Boston Brown Bread

Oct
18

This bread used to come in a soup-can sized loaf. I remember it as a date and nut bread. Great for cream cheese sandwiches…You know how memories of food can drive one to distraction? Please, take pity, share a Boston Brown Bread with CITR Farm Bell.

Comments

  1. Suzanne McMinn says:

    I found Mrs. Turkey’s recipe! I think this is what you’re looking for:

    http://farmbellrecipes.com/boston-brown-bread/

  2. Miss Mae says:

    I purchase this at my grocery store in a LARGE can. S&M Brown Bread it’s called. Very simple. Only ingredients seem to be a little flour, corn meal, molasses, water and raisins.

    I love it!

  3. whaledancer says:

    My mom used to make Boston brown bread and I loved it. When I was first married I started making it. I used 2-lb dog food cans as molds, because they were the right size and were the only cans I could find without ridges around the sides, but I discovered that seeing it come out of a dog food can put people right off the bread, lol. (I DID sterilize them!)

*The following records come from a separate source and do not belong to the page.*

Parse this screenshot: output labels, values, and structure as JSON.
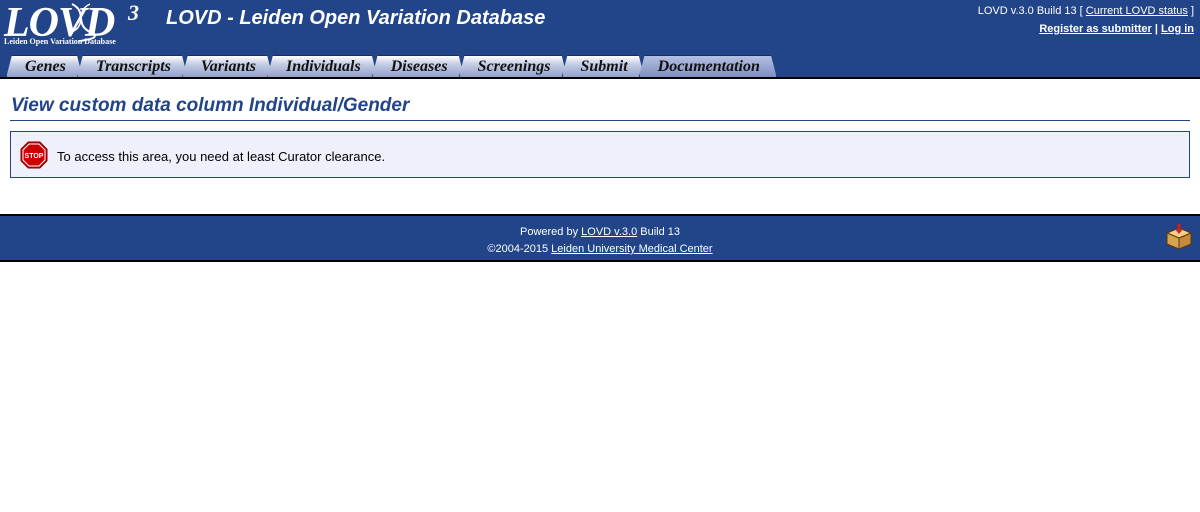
{
  "logo": {
    "main": "LOVD",
    "sup": "3",
    "subtitle": "Leiden Open Variation Database"
  },
  "header": {
    "title": "LOVD - Leiden Open Variation Database",
    "version_prefix": "LOVD v.3.0 Build 13 [",
    "status_link": "Current LOVD status",
    "version_suffix": "]",
    "register_link": "Register as submitter",
    "separator": "|",
    "login_link": "Log in"
  },
  "tabs": [
    {
      "label": "Genes"
    },
    {
      "label": "Transcripts"
    },
    {
      "label": "Variants"
    },
    {
      "label": "Individuals"
    },
    {
      "label": "Diseases"
    },
    {
      "label": "Screenings"
    },
    {
      "label": "Submit"
    },
    {
      "label": "Documentation"
    }
  ],
  "main": {
    "title": "View custom data column Individual/Gender",
    "message": "To access this area, you need at least Curator clearance.",
    "stop_icon_text": "STOP"
  },
  "footer": {
    "powered_prefix": "Powered by",
    "powered_link": "LOVD v.3.0",
    "powered_suffix": "Build 13",
    "copyright_prefix": "©2004-2015",
    "copyright_link": "Leiden University Medical Center"
  },
  "icons": {
    "stop": "stop-sign-icon",
    "box": "package-icon"
  },
  "colors": {
    "brand": "#224488",
    "message_bg": "#eef1fc",
    "stop_red": "#cc0000"
  }
}
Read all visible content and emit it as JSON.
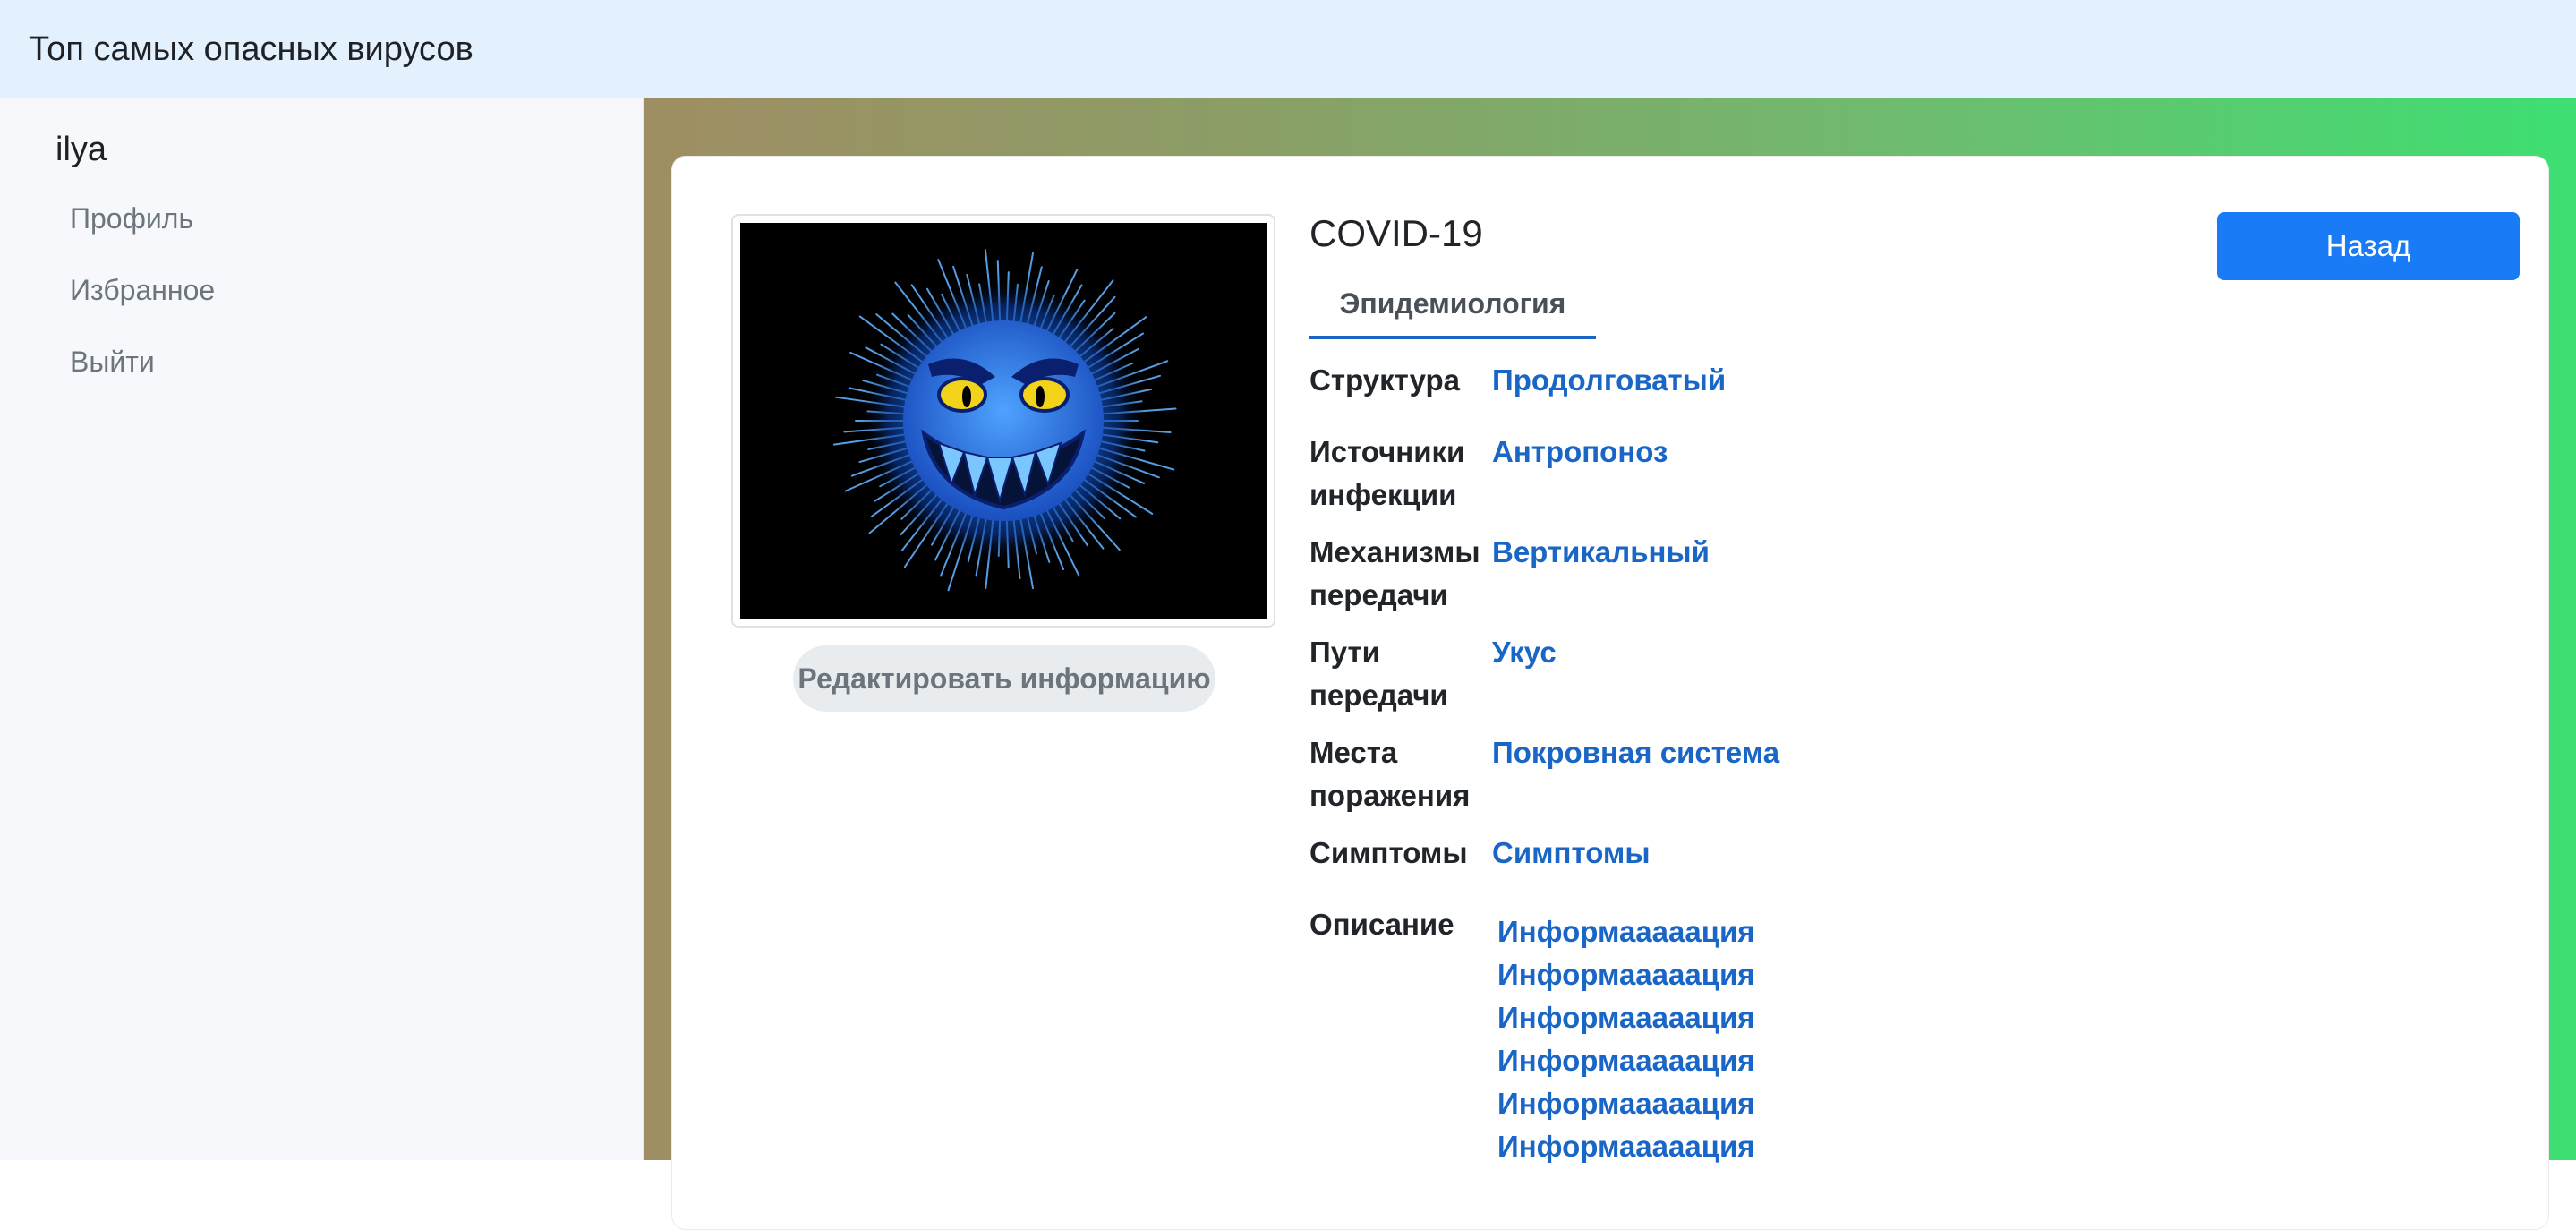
{
  "navbar": {
    "brand": "Топ самых опасных вирусов"
  },
  "sidebar": {
    "username": "ilya",
    "links": [
      {
        "label": "Профиль"
      },
      {
        "label": "Избранное"
      },
      {
        "label": "Выйти"
      }
    ]
  },
  "virus": {
    "title": "COVID-19",
    "back_label": "Назад",
    "edit_label": "Редактировать информацию",
    "tab_label": "Эпидемиология",
    "image_icon": "monster-virus-image",
    "fields": [
      {
        "label_line1": "Структура",
        "label_line2": "",
        "value": "Продолговатый"
      },
      {
        "label_line1": "Источники",
        "label_line2": "инфекции",
        "value": "Антропоноз"
      },
      {
        "label_line1": "Механизмы",
        "label_line2": "передачи",
        "value": "Вертикальный"
      },
      {
        "label_line1": "Пути",
        "label_line2": "передачи",
        "value": "Укус"
      },
      {
        "label_line1": "Места",
        "label_line2": "поражения",
        "value": "Покровная система"
      },
      {
        "label_line1": "Симптомы",
        "label_line2": "",
        "value": "Симптомы"
      }
    ],
    "description_label": "Описание",
    "description_lines": [
      "Информааааация",
      "Информааааация",
      "Информааааация",
      "Информааааация",
      "Информааааация",
      "Информааааация"
    ]
  },
  "colors": {
    "navbar_bg": "#e2f1fd",
    "accent": "#1a7bf6",
    "link": "#1a66c7",
    "gradient_start": "#9f8e63",
    "gradient_end": "#3ddf72"
  }
}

    I was just looking for my mom’s recipe, but what I found was one from a 1910 church cookbook editted by my great-grandmother:

    Boston Brown Bread

    “The Bostonians, you know, are most cultured, ‘tis said,
    And it’s greatly on account of their Boston Brown Bread.
    The secret of making I’m privileged to tell—
    So 1 cup of corn meal, dear sister, sift well;
    Then add to the same 1 cup of graham,*
    And 1 cup and 1/2 of white flour,
    Of molasses 1 cup, and an egg beaten up,
    And 1 cup of milk that is sour;
    1 teaspoon and 1/2 of soda to raise it,
    And 1 of salt, or none would praise it;
    Stir it up well, and 4 hours steam it;
    And rest assured all will deem it
    A greater treat than finest cake
    That one could eat or a cook could bake.”

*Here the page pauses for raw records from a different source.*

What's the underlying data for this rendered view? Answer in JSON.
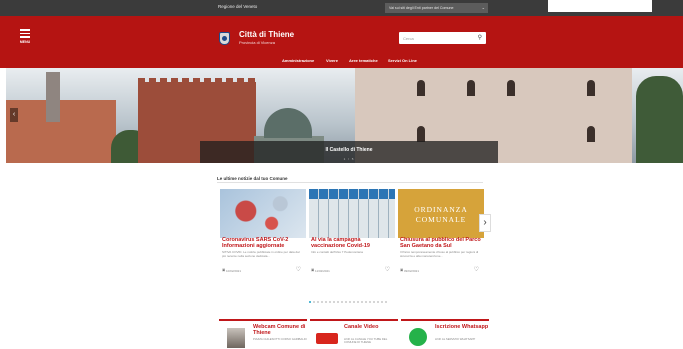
{
  "topbar": {
    "region": "Regione del Veneto",
    "sites": "Vai sui siti degli Enti partner del Comune"
  },
  "header": {
    "menu_label": "MENU",
    "title": "Città di Thiene",
    "subtitle": "Provincia di Vicenza",
    "search_placeholder": "Cerca"
  },
  "nav": [
    "Amministrazione",
    "Vivere",
    "Aree tematiche",
    "Servizi On Line"
  ],
  "hero": {
    "caption": "Il Castello di Thiene",
    "pager": "1 / 5"
  },
  "news_section": {
    "title": "Le ultime notizie dal tuo Comune"
  },
  "cards": [
    {
      "title": "Coronavirus SARS CoV-2 Informazioni aggiornate",
      "excerpt": "SITIVA COVID. Le notizie pubblicate in ordine per data dal più recente nella sezione dedicata...",
      "date": "10/02/2021"
    },
    {
      "title": "Al via la campagna vaccinazione Covid-19",
      "excerpt": "Info e contatti dell'Ulss 7 Pedemontana",
      "date": "11/02/2021"
    },
    {
      "title": "Chiusura al pubblico del Parco San Gaetano da Sul",
      "excerpt": "Il Parco temporaneamente chiuso al pubblico per ragioni di sicurezza e alla manutenzione...",
      "date": "09/02/2021",
      "image_line1": "ORDINANZA",
      "image_line2": "COMUNALE"
    }
  ],
  "pager_count": 20,
  "pager_active": 0,
  "services": [
    {
      "title": "Webcam Comune di Thiene",
      "desc": "PIAZZA CHILESOTTI CORSO GARIBALDI"
    },
    {
      "title": "Canale Video",
      "desc": "LINK AL CANALE YOU TUBE DEL COMUNE DI THIENE"
    },
    {
      "title": "Iscrizione Whatsapp",
      "desc": "LINK AL SERVIZIO WHATSAPP"
    }
  ],
  "colors": {
    "brand_red": "#b51412",
    "link_red": "#c0171a",
    "topbar": "#3b3b3b"
  }
}
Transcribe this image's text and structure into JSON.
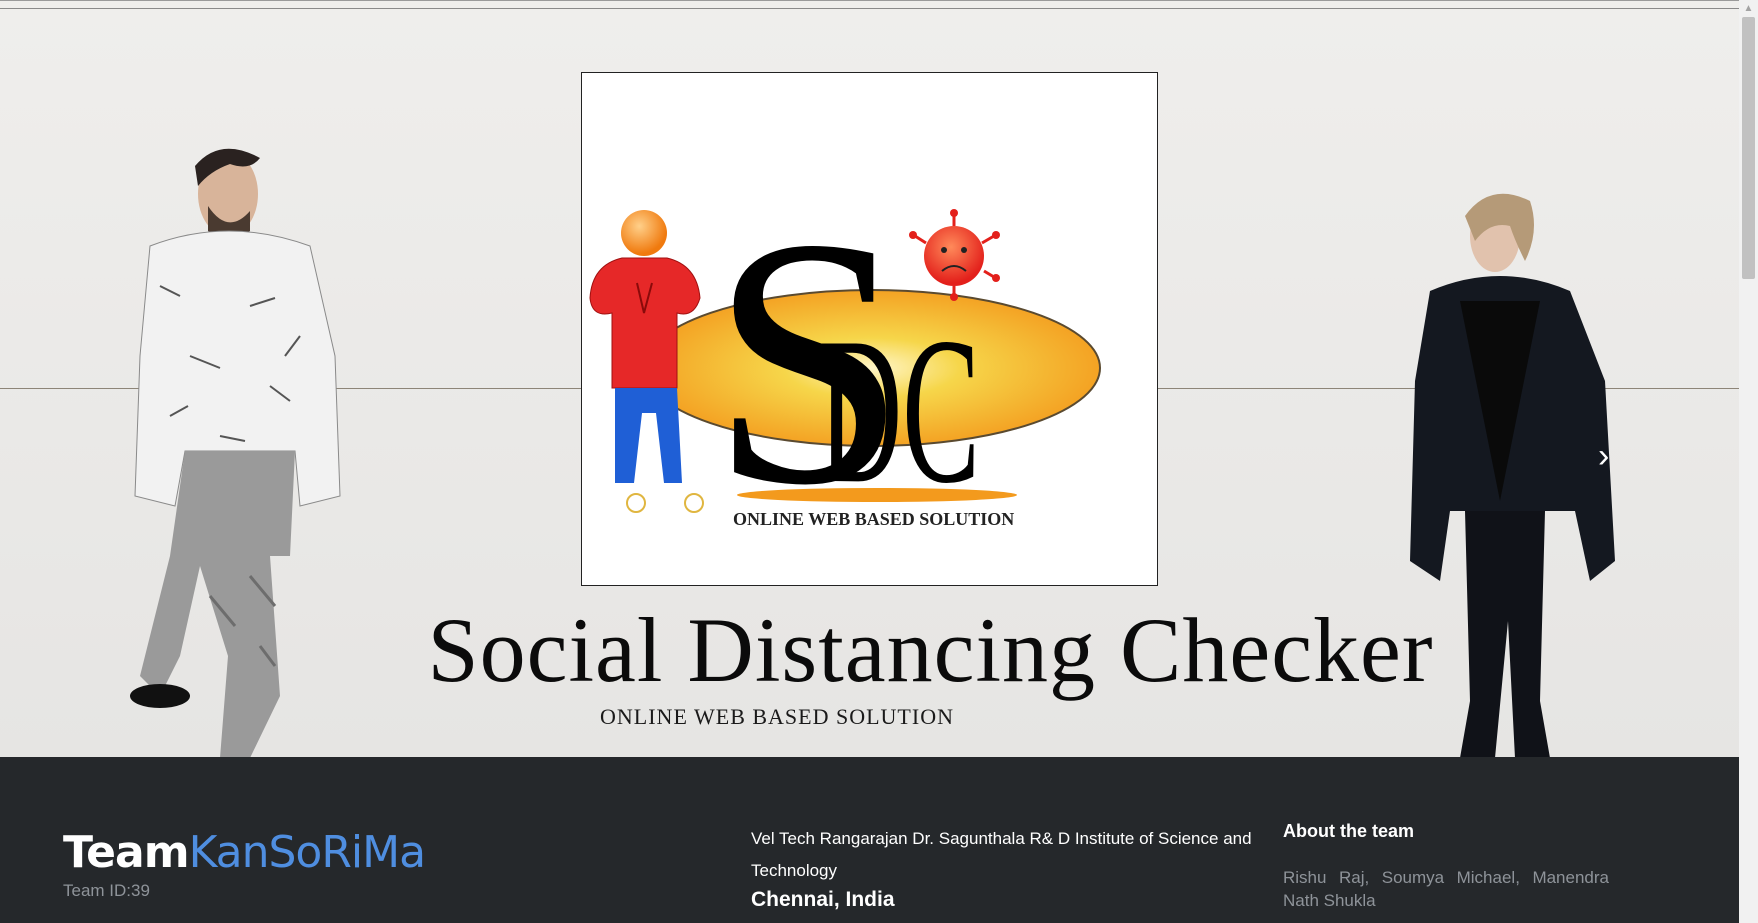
{
  "hero": {
    "title": "Social Distancing Checker",
    "subtitle": "ONLINE WEB BASED SOLUTION",
    "next_icon": "chevron-right-icon"
  },
  "logo": {
    "letters": "SDC",
    "tagline": "ONLINE WEB BASED SOLUTION",
    "colors": {
      "figure_body": "#e62828",
      "figure_head": "#f08a1e",
      "figure_legs": "#1f5fd6",
      "ellipse": "#f5a623",
      "virus": "#e3201b"
    }
  },
  "footer": {
    "brand_part1": "Team",
    "brand_part2": "KanSoRiMa",
    "team_id": "Team ID:39",
    "institute": "Vel Tech Rangarajan Dr. Sagunthala R& D Institute of Science and Technology",
    "city": "Chennai, India",
    "about_title": "About the team",
    "about_text": "Rishu Raj, Soumya Michael, Manendra Nath Shukla"
  },
  "colors": {
    "footer_bg": "#25282b",
    "brand_accent": "#4f8ee0",
    "muted_text": "#8e9399"
  }
}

    *Rye in place of graham makes a darker, moister bread.

    BTW, there are three other recipes for Boston brown bread in that cookbook, which I can post if you like. But here’s the recipe I used to use, from the 1956 Betty Crocker Picture Cook Book:

    Steamed Brown Bread
    Of old—was always served with baked beans

    Mix…
    1 cup rye flour or sifted GOLD MEDAL [all-purpose white]flour
    1 cup corn meal
    1 cup whole wheat flour
    2 tsp soda
    1 tsp salt
    Stir in…
    3/4 cup molasses
    2 cups sour milk or buttermilk
    [I always added raisins, too]
    Beat well. Fill greased molds 2/3 full (using two 1-lb coffee cans or one 7” tube-center mold). Lay waxed paper over the top. Steam 3 hr. [as for steamed pudding.] Serve piping hot with butter.

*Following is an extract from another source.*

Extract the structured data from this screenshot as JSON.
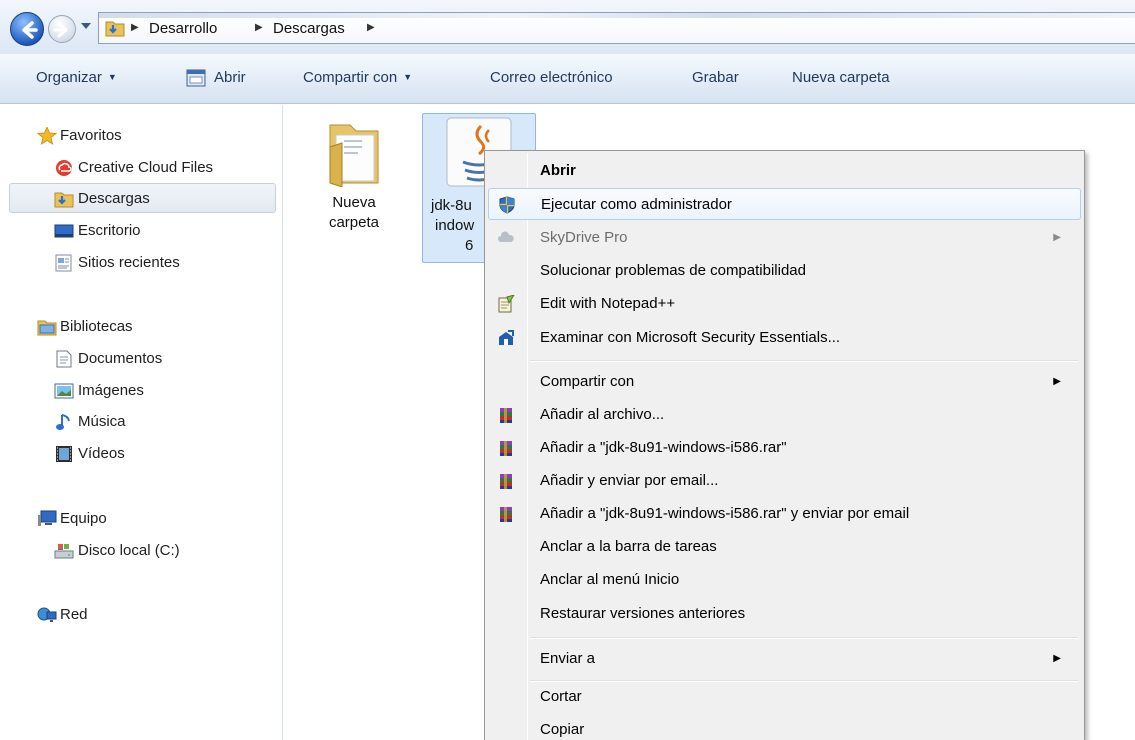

    How to steam [puddings]
    1. Pour pudding batter into generously greased molds… Filling them 1/2 to 2/3 full. This allows for expansion of batter.
    2. Place in steamer. Tie waxed paper loosely over mold to prevent steam which collects on cover dropping on pudding [I used aluminum foil].
    3. Remove from steamer after prescribed time. Remove waxed paper. Place pudding in oven 1 min. to dry the top slightly.
    4. Loosen pudding at one side to let in air. Turn out on hot serving dish. [Using dog food cans allowed me to simply cut out the bottom and push the brown bread out, like canned cranberry jelly.]

    Since I can no longer find B&M Brown Bread in the supermarket, I may have to go back to making my own. But I don’t know what I’ll use for molds…

  4. carolsutton says:

    I started out thinking it would be easier to look up the recipe on line…LOL found it was easier to go get my grandmothers Ratty, falling apart,triple back patient pending, meredeth press 01, the only cook book in her life, Better Homes and Garden “new” cook book. I did however find your quest and had to respond, I remember when she would make this and my mom and how great it smelled. To see it come out of the steam pot then to the oven, omg… talk about mouth watering!It wasn’t something we got very often, so it was so looked forward too. It was really neat, as a kid, to see it cooked in a baking powder can and slide out pipping hot, steam rolling up filling the whole house with the aroama of hot molasses, then when it was sliced… lather some home made butter on it watching it melt. And don’t forget the fresh, ice cold raw milk, shaken to form little bubbles as it was poured into a tall glass. Aaaa, the good(not sooo long ago) days! Can’t wait to get some going! I am posting the recipe Hoping you enjoy it as much as (the past 5 generations, that I know of)our family has! P.S. I use kidney bean cans these days.